Australia's six largest deserts are the Great Victoria Desert (134,650 square miles), the Great Sandy Desert (103,190), the Tanami Desert (71,200), the Simpson Desert (68,100), the Gibson Desert (60,000) and the Little Sandy Desert (43,100). These all occupy an area that stretches from the west coast to a little more than half–way across the land mass. The Tanami is the most northerly, the Great Victoria the most southerly, the Great Sandy the most westerly and the Simpson the most easterly.
The name Tanami is thought to be an anglicisation of the aboriginal name for the area, Chanamee, meaning 'never die'. This refers to certain rock holes in the desert which were said never to run dry.
The Gibson and Little Sandy deserts lie between the Great Victoria and the Great Sandy. So clockwise from the top, they are the Tanami, the Simpson, the Great Victoria, the Gibson, the Little Sandy and the Great Sandy.

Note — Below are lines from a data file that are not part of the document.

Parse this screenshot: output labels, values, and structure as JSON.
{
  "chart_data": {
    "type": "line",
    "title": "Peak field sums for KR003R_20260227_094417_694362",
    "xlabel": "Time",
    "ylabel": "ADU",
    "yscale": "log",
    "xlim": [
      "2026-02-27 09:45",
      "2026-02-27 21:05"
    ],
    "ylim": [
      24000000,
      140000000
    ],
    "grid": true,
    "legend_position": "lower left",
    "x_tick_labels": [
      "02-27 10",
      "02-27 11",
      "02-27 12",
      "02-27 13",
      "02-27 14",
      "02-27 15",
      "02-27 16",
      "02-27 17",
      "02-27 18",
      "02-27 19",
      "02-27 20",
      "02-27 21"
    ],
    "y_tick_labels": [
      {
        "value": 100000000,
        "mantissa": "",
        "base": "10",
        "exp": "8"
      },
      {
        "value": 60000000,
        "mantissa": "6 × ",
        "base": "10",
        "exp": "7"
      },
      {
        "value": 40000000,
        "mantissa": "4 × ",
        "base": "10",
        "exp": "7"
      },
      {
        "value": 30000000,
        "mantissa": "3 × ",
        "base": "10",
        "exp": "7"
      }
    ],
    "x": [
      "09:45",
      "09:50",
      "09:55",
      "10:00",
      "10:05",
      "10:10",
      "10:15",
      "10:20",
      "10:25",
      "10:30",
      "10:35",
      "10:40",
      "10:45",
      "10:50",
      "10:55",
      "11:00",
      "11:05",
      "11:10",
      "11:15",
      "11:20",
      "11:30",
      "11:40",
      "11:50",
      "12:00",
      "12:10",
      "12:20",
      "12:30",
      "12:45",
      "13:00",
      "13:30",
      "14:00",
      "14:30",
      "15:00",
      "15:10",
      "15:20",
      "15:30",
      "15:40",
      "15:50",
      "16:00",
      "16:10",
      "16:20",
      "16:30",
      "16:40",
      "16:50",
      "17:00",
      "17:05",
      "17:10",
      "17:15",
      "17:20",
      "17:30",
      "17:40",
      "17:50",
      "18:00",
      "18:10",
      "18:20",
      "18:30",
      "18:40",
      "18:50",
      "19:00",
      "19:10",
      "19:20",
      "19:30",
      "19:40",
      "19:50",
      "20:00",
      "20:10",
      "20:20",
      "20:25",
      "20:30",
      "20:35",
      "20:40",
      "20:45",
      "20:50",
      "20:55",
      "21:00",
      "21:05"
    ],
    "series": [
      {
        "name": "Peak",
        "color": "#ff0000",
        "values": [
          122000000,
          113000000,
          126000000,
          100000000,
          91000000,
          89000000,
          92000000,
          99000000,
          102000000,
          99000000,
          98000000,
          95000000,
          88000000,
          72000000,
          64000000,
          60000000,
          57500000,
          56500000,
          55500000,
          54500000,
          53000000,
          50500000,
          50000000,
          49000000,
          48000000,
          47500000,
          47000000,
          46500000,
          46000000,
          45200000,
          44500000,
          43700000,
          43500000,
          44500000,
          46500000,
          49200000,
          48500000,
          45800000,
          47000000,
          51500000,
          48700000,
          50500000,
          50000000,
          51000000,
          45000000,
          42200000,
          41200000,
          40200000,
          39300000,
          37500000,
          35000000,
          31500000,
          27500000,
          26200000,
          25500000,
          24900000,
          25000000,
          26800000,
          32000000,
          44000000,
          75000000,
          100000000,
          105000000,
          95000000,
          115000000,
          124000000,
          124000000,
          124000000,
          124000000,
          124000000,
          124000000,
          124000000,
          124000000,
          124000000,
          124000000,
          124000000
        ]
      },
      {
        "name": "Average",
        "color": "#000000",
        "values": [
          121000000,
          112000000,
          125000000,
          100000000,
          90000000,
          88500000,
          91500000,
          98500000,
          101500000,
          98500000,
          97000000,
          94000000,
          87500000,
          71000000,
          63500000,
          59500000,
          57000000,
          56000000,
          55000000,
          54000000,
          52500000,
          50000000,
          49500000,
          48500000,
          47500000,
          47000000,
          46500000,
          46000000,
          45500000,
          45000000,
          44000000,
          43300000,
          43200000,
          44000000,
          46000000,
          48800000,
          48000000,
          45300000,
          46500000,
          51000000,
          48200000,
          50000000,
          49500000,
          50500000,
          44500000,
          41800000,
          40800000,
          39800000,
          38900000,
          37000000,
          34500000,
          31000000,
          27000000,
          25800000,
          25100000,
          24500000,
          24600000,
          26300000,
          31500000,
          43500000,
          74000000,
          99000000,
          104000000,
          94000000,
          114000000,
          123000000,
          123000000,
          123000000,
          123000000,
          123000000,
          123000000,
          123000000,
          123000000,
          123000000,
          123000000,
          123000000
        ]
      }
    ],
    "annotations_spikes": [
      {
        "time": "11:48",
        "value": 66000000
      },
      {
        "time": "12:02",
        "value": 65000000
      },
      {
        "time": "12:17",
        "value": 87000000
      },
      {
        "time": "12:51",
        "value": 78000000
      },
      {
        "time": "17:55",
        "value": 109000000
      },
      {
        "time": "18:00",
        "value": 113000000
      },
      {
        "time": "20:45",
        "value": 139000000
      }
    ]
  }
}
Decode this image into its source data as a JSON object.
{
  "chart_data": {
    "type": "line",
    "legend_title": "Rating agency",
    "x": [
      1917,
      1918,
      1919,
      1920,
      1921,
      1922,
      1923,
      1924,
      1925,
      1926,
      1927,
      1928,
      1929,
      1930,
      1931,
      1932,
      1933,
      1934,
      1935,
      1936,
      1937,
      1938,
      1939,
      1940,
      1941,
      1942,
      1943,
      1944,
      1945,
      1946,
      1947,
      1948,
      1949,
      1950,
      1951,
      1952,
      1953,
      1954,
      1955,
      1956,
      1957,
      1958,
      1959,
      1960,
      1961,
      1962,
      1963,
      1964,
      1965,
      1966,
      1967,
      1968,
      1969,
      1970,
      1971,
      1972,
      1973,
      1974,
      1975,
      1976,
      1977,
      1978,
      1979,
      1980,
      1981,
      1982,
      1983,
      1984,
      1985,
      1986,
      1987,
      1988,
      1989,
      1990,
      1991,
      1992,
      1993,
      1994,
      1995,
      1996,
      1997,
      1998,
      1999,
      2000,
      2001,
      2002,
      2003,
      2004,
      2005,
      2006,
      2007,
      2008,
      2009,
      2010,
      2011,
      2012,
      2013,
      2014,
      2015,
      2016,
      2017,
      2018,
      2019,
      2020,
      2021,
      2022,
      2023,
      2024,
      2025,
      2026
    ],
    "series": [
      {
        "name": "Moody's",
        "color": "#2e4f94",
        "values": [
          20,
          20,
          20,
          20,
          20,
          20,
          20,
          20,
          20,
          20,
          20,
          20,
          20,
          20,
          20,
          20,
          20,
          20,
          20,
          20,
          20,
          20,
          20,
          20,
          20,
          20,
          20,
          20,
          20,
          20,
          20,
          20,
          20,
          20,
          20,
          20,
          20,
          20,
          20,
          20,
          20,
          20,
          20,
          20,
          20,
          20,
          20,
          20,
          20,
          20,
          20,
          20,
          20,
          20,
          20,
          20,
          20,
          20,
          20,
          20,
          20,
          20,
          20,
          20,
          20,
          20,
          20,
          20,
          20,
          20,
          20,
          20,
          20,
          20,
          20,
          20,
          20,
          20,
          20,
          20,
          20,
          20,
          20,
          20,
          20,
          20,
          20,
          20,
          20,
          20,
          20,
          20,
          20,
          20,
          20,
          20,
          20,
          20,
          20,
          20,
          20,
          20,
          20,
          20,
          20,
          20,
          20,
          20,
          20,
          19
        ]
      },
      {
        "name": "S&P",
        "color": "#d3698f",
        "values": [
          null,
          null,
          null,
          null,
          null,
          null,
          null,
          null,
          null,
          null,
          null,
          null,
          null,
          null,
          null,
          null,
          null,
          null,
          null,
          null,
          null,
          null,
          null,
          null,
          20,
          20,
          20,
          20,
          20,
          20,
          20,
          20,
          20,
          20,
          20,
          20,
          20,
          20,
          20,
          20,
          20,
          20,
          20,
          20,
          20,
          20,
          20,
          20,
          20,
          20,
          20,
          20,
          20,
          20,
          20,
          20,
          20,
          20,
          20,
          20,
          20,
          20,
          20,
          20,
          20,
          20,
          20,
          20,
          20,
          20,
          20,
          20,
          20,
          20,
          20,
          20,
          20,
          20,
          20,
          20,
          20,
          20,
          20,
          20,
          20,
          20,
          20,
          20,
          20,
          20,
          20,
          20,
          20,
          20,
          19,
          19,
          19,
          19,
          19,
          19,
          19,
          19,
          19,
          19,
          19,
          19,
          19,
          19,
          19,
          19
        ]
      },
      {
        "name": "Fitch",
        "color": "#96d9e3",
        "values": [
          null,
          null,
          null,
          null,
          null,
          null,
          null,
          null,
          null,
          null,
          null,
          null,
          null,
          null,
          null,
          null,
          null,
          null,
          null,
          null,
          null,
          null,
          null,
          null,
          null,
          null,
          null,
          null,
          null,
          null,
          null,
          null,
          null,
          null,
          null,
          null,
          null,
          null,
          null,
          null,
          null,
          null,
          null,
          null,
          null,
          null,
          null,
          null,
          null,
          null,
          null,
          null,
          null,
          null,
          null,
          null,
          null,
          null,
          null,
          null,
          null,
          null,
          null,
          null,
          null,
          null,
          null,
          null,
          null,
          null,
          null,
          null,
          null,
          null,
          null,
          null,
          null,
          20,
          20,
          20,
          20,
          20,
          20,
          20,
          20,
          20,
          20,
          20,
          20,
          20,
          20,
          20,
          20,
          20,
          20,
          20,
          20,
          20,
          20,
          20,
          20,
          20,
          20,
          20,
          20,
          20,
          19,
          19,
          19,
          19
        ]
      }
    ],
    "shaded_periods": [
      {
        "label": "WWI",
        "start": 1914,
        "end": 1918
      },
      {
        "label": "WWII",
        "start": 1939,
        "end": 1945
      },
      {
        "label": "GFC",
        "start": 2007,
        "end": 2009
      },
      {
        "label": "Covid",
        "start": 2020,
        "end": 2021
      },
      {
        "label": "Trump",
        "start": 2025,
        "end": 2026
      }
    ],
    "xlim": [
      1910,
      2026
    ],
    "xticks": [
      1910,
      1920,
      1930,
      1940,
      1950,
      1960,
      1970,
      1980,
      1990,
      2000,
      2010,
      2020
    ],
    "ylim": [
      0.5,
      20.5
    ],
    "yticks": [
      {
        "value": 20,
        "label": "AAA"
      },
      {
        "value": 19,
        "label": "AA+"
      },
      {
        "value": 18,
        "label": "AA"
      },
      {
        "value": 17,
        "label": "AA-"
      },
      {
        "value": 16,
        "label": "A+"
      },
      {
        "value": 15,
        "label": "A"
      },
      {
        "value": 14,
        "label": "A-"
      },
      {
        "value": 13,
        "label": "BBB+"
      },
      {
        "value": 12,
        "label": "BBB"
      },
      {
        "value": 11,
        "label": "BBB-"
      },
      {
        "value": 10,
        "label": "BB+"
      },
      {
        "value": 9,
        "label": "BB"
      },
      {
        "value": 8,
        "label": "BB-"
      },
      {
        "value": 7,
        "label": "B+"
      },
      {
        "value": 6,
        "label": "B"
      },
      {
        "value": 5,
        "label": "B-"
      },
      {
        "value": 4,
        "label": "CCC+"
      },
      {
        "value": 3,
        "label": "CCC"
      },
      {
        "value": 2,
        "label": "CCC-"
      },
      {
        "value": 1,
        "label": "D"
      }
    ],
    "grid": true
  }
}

A picture is worth a thousand words, so here is a link to a map on Wikipedia. This shows that Uluru (a.k.a. Ayers Rock) is in the far south–eastern corner of the Great Sandy Desert, and the town of Alice Springs lies in a less arid area between the Great Sandy and Simpson deserts. Both (Uluru and Alice Springs) are close to the centre of the desert areas.